MEDIASAMARINDA.com – UNESCO resmi mengakui sumbu filosofi Yogyakarta sebagai warisan budaya dunia. Begitu pula dengan Tugu Golong Gilig yang menjadi bagian dari sebuah garis imajiner tersebut. Pengakuan terhadap peninggalan sejarah milik kesultanan Ngayogyakarta ini pun diumumkan oleh UNESCO dalam Sidang ke-45 Komite Warisan Dunia atau World Heritage Committe (WHC) yang diadakan di Riyadh, Arab Saudi pada tanggal 18 September 2023 lalu.
Sumbu Filosofi Yogyakarta : Simbol Perjalanan Hidup

Sumber : Visitingjogja
Sejarah mengenai sumbu filosofi Yogyakarta berawal saat Sultan Hamengku Buwana I merancang pembangunan Kota Yogyakarta.
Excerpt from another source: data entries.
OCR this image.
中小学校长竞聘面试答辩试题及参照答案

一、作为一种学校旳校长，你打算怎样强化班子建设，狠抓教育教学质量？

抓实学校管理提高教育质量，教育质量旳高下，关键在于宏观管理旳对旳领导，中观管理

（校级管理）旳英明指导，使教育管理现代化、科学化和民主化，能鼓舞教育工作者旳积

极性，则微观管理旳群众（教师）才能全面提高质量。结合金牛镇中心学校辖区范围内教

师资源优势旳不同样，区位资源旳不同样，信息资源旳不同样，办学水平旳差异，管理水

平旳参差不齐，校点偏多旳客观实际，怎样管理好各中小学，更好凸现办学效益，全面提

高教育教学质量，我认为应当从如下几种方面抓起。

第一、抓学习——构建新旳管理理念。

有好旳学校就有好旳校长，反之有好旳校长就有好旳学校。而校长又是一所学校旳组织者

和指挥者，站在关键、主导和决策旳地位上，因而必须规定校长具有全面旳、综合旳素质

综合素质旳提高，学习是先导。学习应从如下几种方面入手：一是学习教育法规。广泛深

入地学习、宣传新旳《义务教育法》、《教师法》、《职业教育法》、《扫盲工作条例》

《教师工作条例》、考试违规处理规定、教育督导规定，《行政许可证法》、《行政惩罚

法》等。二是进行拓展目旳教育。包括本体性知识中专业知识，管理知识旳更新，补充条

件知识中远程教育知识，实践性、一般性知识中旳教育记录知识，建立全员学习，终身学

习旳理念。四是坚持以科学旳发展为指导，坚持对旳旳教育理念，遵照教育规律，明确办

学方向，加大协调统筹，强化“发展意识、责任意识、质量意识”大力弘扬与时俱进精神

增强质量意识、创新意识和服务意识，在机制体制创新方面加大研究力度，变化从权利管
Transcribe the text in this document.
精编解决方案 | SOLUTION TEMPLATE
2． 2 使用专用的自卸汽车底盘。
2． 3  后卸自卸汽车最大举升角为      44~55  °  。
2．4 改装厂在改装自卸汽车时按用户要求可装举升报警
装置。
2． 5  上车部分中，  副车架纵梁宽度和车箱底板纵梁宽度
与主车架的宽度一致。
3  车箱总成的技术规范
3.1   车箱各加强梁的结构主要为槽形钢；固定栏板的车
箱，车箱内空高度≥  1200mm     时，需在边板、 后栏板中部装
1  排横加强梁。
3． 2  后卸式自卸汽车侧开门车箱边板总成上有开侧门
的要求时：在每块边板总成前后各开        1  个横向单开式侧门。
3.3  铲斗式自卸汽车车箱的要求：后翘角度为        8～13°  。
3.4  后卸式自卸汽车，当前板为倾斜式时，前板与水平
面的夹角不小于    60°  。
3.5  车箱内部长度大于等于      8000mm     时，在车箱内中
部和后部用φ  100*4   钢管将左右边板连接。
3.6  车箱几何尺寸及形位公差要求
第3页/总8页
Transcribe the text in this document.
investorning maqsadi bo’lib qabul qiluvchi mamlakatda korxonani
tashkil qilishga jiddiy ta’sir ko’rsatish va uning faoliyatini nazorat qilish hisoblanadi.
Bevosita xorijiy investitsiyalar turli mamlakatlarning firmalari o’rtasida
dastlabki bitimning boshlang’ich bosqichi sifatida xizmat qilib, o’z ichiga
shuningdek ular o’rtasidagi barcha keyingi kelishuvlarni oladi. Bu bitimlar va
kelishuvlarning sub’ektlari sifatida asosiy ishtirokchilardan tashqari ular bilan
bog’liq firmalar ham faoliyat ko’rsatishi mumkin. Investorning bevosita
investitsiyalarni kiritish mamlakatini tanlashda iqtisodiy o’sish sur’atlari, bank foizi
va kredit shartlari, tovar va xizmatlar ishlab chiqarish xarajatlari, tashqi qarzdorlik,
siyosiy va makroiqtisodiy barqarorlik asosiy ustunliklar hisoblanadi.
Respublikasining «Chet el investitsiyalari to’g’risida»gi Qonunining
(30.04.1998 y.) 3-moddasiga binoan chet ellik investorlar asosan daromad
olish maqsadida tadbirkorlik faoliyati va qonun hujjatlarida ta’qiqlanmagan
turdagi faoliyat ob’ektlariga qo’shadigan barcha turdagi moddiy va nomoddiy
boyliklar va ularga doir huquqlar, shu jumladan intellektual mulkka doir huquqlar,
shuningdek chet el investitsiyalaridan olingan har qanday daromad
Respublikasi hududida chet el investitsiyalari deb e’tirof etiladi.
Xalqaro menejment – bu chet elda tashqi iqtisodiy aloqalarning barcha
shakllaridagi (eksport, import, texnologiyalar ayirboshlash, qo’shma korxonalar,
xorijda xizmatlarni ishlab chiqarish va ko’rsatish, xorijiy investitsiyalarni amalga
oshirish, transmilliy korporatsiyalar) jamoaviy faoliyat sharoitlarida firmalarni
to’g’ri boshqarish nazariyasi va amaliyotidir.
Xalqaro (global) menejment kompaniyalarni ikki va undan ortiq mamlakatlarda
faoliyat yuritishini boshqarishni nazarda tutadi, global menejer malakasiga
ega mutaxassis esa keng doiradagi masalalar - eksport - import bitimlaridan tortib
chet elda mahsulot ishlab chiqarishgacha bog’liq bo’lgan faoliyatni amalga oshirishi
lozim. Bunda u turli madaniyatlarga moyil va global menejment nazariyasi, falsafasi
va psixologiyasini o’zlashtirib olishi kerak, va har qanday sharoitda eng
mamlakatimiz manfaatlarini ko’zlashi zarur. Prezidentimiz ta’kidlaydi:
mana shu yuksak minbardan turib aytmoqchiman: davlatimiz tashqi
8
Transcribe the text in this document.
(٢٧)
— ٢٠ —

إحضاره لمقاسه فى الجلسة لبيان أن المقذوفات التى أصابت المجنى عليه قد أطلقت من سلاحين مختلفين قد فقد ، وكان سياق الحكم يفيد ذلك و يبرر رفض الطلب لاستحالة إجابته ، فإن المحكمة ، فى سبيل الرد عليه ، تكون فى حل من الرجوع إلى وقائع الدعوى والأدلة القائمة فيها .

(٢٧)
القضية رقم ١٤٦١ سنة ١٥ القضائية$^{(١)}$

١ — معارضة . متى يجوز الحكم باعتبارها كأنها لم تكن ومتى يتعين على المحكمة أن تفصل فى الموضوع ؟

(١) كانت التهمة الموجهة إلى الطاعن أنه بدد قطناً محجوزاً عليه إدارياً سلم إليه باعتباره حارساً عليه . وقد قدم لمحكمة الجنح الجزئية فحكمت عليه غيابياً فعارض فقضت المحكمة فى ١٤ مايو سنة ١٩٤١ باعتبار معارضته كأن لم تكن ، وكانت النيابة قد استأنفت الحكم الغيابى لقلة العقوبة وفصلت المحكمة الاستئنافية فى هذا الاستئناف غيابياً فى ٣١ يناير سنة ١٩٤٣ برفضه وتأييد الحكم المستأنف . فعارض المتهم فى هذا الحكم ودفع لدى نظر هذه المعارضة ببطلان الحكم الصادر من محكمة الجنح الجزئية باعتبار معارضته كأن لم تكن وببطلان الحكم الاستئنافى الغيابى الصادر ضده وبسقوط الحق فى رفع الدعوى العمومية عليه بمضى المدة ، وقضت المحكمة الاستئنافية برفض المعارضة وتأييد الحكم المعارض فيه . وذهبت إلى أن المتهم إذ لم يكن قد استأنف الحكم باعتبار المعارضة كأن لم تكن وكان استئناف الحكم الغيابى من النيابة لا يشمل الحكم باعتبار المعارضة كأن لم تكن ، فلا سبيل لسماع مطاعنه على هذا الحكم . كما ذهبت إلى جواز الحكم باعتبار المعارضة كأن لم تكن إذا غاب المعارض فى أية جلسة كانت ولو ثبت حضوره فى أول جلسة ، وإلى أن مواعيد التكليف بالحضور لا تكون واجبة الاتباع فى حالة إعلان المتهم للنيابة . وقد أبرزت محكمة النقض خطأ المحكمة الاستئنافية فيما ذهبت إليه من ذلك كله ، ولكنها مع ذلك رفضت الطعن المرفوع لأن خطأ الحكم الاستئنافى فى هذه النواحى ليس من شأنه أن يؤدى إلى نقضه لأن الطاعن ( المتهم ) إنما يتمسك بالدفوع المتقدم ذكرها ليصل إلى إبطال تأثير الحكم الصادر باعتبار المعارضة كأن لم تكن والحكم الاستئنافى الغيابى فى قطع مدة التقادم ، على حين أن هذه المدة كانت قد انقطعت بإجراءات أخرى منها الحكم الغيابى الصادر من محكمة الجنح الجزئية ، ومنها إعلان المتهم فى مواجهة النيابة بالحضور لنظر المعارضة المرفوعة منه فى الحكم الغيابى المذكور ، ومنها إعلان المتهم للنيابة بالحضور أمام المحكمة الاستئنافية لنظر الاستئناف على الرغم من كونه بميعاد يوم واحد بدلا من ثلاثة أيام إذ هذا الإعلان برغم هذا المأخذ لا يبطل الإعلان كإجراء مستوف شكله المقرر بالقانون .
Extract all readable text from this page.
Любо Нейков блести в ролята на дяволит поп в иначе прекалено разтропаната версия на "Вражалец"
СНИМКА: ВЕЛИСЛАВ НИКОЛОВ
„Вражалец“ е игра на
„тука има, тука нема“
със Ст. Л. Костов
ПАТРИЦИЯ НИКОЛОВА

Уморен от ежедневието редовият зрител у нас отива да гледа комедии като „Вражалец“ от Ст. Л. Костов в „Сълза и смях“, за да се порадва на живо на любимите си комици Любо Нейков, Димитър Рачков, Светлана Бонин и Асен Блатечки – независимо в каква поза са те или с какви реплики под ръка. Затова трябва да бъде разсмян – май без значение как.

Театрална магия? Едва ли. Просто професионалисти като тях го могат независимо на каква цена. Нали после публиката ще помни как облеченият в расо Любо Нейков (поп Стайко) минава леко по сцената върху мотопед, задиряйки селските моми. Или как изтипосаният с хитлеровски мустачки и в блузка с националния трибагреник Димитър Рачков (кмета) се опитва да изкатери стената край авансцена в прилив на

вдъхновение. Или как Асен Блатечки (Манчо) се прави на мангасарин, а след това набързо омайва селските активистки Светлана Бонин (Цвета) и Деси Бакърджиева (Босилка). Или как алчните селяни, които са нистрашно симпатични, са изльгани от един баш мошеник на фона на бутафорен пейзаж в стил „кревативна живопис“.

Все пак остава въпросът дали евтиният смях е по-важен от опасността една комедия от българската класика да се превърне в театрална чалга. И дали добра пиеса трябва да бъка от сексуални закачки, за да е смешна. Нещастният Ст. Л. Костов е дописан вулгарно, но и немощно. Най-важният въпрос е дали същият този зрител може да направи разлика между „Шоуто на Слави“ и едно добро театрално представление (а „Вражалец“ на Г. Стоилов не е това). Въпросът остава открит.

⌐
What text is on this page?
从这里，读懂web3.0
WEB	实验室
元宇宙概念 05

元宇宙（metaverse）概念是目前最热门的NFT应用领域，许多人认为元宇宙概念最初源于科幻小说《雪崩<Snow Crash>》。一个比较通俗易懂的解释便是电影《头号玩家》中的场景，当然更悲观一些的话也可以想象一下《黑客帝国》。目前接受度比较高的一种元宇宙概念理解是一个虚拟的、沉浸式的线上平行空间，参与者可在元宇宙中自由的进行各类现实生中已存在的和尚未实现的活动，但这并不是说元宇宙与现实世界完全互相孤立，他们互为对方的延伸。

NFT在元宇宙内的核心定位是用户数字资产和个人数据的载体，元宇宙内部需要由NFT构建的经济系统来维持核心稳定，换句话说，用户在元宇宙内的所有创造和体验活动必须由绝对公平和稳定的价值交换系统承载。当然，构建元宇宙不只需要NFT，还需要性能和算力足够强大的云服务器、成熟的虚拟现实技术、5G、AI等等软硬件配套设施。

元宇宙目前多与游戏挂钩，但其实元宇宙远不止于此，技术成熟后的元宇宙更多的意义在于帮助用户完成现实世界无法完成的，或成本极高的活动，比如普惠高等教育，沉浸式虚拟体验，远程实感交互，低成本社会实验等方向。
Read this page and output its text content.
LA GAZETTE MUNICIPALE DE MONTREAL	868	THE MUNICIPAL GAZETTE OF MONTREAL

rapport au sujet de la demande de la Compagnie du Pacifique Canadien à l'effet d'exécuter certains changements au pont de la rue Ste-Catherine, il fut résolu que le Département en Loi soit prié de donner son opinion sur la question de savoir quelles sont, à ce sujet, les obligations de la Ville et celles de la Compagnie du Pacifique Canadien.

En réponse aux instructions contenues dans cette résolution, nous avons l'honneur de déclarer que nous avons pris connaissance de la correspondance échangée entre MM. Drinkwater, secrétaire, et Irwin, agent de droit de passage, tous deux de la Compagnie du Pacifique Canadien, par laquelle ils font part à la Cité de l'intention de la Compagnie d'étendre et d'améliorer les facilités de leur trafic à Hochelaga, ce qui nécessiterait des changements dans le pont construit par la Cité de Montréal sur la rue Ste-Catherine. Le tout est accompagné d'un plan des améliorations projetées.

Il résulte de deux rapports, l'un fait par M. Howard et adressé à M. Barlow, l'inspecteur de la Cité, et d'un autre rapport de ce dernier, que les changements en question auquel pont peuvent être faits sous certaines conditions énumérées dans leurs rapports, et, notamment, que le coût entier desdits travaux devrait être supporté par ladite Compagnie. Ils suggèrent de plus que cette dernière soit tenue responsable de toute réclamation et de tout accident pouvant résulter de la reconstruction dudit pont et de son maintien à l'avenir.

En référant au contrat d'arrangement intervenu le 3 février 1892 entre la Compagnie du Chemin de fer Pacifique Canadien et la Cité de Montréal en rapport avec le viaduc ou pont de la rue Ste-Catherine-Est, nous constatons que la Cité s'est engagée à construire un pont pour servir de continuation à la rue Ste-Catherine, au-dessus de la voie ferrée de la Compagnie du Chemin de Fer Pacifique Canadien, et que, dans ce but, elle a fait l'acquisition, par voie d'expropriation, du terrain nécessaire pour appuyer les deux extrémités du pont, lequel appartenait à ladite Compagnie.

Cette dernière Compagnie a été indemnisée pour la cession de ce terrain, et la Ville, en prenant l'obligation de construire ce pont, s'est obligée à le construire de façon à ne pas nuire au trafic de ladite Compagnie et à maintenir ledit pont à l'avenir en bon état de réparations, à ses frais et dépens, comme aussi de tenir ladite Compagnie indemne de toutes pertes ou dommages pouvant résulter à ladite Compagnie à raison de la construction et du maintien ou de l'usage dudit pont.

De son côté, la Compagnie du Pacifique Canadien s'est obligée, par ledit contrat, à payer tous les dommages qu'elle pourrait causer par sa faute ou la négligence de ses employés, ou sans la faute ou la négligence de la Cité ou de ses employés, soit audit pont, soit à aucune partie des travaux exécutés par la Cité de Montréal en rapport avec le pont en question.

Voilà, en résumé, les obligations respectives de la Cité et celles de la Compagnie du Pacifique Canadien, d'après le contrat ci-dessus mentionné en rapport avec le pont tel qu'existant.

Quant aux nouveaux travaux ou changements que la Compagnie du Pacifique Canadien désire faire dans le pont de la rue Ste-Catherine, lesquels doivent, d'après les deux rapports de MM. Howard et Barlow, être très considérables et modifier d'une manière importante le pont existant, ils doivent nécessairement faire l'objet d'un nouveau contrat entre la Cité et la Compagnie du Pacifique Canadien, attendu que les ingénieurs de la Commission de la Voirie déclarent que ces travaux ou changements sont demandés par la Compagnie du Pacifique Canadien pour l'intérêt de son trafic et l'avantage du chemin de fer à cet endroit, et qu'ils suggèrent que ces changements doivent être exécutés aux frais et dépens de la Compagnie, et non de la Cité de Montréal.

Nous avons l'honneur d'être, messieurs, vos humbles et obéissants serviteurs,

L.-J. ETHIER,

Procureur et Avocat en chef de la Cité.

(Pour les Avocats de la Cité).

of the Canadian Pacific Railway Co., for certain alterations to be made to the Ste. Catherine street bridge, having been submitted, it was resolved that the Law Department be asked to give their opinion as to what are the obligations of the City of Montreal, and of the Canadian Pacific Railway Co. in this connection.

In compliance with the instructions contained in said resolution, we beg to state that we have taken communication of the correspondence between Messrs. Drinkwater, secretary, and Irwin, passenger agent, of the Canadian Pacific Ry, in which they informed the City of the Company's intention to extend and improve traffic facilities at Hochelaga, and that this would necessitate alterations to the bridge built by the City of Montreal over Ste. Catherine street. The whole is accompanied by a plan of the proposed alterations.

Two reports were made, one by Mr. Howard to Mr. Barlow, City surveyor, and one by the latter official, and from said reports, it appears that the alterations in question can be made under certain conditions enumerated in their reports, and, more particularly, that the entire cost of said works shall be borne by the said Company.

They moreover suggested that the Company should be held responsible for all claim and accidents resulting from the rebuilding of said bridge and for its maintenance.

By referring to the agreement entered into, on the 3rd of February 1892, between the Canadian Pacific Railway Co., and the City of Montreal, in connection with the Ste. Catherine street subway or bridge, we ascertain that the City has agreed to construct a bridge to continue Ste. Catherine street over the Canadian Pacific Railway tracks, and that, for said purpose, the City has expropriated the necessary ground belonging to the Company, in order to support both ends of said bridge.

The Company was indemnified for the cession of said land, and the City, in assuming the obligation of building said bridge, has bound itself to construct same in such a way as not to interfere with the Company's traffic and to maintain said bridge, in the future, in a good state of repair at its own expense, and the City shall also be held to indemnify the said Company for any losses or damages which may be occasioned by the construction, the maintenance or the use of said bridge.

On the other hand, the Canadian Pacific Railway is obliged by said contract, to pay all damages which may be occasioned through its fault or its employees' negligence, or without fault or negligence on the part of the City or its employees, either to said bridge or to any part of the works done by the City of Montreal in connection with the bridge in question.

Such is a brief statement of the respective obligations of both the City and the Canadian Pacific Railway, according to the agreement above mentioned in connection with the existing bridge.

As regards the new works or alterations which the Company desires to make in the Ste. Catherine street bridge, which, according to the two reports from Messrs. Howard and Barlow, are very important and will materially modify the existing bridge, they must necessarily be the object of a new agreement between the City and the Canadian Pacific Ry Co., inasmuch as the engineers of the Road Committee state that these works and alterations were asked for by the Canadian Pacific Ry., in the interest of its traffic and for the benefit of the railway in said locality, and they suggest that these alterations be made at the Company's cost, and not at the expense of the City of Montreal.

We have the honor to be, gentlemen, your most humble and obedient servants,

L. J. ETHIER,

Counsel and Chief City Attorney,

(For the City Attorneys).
Ia menata letak bangunan mulai arah utara hingga ke selatan. Pembangunanan ini pun diawali dengan pembentukan Keraton Yogyakarta sebagai pusatnya.
Selanjutnya, Sultan Agung kemudian mendirikan Tugu Golong gilig di sebelah utara keraton dan Panggung Krapyak di sebelah selatannya. Saat dilihat melalui satelit, ketiga bangunan tersebut nampak membentuk sebuah garis lurus yang membentang dari utara-selatan atau yang biasa disebut sebagai garis imajiner.
Garis imajiner ini pun kemudian menghubungkan sejumlah lokasi sakral seperti Gunung Merapi, Tugu Yogya, Keraton, Panggung Krapyak dan Laut Selatan. Lebih lanjut, Sumbu Filosofi Yogyakarta memiliki tiga ikhtisar utama yang membentuk sebuah satu kesatuan dan keselarasan antarkomponen.
Pertama, keselarasan antara hubungan manusia dengan Tuhannya (Hablun min Allah). Kedua, keselarasan antara manusia dengan sesamanya (Hablun min Annas), dan ketiga keselarasan antara manusia dengan alam yang mencangkup empat elemen yakni api (dahana) dari Gunung Merapi, tanah (bantala) dari bumi Ngayogyakarta, air (tirta) dari Laut Selatan, dan angin (maruta) serta akasa (ether).
Selain itu, ada pula tiga unsur kehidupan yang terkandung melalui keselarasan antara manusia dengan alam yakni terdiri dari fisik, jiwa dan tenaga. Ketiga komponen tersebut tentu menjadi dasar dalam berbagai aspek kehidupan.
Perlu diketahui, tiga komponen yang membentuk sumbu imajiner memiliki makna filosofis yang tinggi. Diawali oleh bangunan Panggung Krapyak ke utara melambangkan perjalanan hidup seseorang sejak berada di rahim ibu, anak-anak, beranjang dewasa, hingga menikah dan mempunyai anak (sangkaning dumadi).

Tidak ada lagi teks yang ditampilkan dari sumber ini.